Silivri Davaları gibi o ülkenin adalet anlayışını karartan davalar, yüz yıllar geçse bile belleklerden silinmiyor ve her fırsatta emsal gösteriliyor. Bu tip davalara sadece ülkemizde rastlanmıyor günümüzün en modern, en demokratik ülkelerin tarihinde bile bu tip olaylar olabiliyor.
Eğer bir ülkenin insanları hem kendi tarihlerine ilgisiz ve hem de biraz unutkan olurlarsa, en önemli tarihi olaylar bile rahatlıkla ters yüz edilebiliyor ve haklılar haksız durumuna düşürülürken haksızlar da haklı durumuna getirilebiliyorlar. Türk ve Ermeni uluslarını yakından ilgilendiren “Ermeni meselesi” de bu tip olaylardan biri. Bu konuda açılan her tartışma Ermeni tarafın iddialarını haklı göstermek amacı ile sunulurken, Türk tarafı 1915 yılı olayları önce ve sonrasında tamamen haklı durumda olmasına rağmen bir türlü savunmadan başını kurtarıp atağa geçemiyor. İşte bu nedenle biz hatırlanmak ve hatırlatılmak istenmeyen konulardan biri olan “Ermeni Cinayetleri konusunu” birkaç yazılık bir seri halinde sunmayı uygun bulduk. Belki zaman zaman kritik dönemlerde ortaya çıkıp Diyaspora iddialarına destek veren “Türk Aydınları” harekete geçmeden önce, biraz daha fazla düşünmek, olayların değişik yönlerini görmek ihtiyacı duyabilirler.

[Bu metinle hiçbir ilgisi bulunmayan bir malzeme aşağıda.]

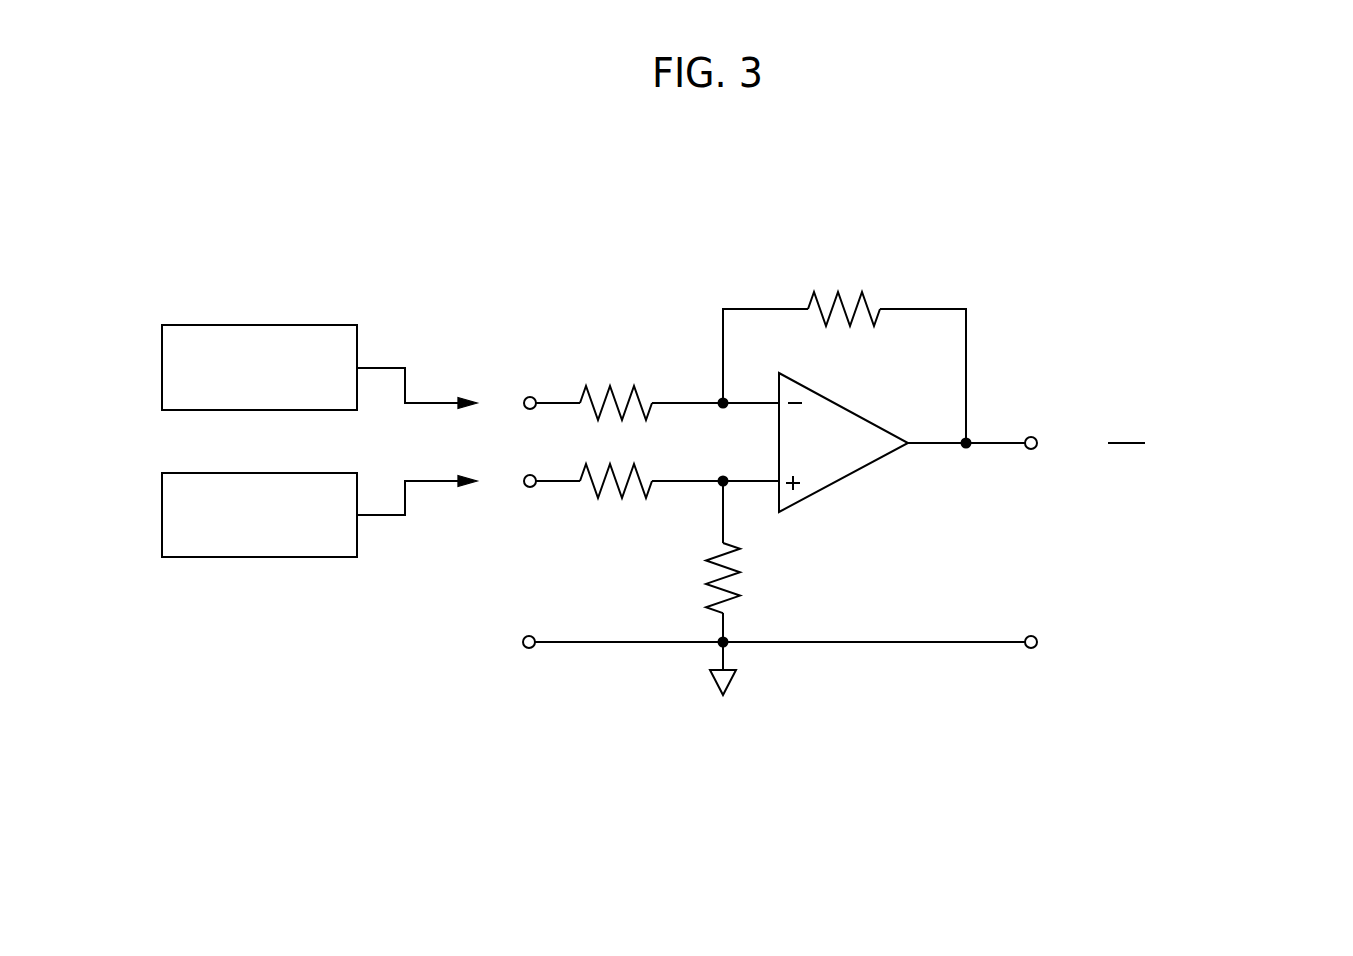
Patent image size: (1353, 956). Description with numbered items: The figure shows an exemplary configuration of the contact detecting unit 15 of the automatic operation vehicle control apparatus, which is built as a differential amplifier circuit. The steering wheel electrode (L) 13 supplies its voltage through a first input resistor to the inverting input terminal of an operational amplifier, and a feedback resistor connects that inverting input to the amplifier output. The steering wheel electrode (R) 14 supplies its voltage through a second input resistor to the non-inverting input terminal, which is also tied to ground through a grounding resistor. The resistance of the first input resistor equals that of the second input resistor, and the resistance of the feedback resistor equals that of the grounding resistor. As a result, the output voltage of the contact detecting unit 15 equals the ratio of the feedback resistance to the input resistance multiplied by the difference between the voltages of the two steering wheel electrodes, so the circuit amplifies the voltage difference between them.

The steering wheel electrode (L) 13 is at (303, 325).
The steering wheel electrode (R) 14 is at (303, 473).
The contact detecting unit 15 is at (1033, 205).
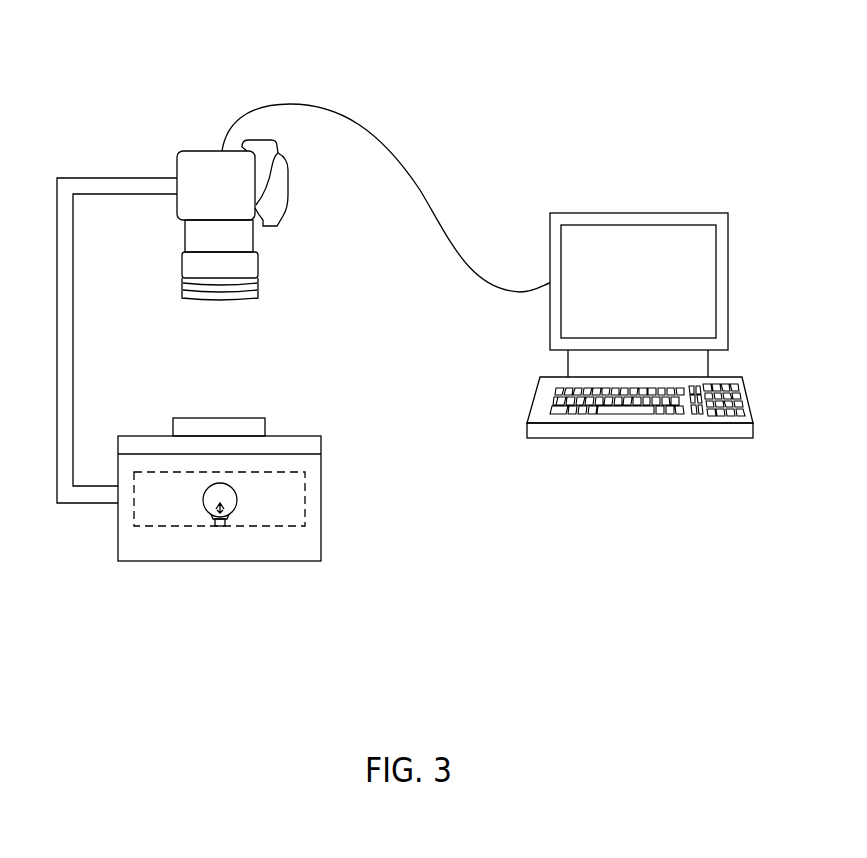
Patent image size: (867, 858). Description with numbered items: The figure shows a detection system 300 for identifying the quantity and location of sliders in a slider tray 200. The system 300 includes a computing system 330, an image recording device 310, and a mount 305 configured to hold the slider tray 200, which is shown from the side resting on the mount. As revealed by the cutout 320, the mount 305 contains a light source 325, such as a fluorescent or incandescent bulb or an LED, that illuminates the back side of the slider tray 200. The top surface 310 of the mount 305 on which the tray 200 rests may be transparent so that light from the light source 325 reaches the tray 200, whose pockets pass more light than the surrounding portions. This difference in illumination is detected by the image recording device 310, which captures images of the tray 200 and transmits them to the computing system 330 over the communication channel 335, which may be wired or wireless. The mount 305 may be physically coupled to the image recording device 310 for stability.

The detection system 300 is at (470, 62).
The image recording device 310 is at (258, 262).
The cutout 320 is at (134, 505).
The communication channel 335 is at (445, 207).
The computing system 330 is at (692, 213).
The slider tray 200 is at (267, 426).
The mount 305 is at (321, 498).
The light source 325 is at (237, 503).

Birinci Dünya Savaşı sonrasında siyasi ve askeri alandaki ard arda gelen başarısızlıklar, İşgal Güçlerinin müsamahalı davranışları Ermenileri büyük bir öfke’ye ve o öfke’nin etkisi altında en ilkel güdülerle cinayetlere ve teröre yönlendirmişti. 1920’nin ilk aylarında, İstanbul’da “Nemesis” adı verilen gizli bir Ermeni şebekesi oluşturuldu. Örgüt ismini adalet ve öç almayı temsil eden eski bir Yunan Tanrıçası’ndan almıştı. İlk adımda Batı Avrupa’da sürgünde yaşamaya çalışan eski Osmanlı liderlerinin peşine düşecekti. Bu terör örgütünün üyelerinden biri olan Arşavir Şıracıyan’ın itiraflarına göre: Taşnaklar 1919 yılı içinde İstanbul’da yayınlanan Ermeni gazetesi Jagadamard’ın binasında bir “suikast takip Bürosu” kurmuşlardı. Gelişmeler buradan izleniyor ve talimatlar, ölüm emirleri buradan veriliyordu. (1)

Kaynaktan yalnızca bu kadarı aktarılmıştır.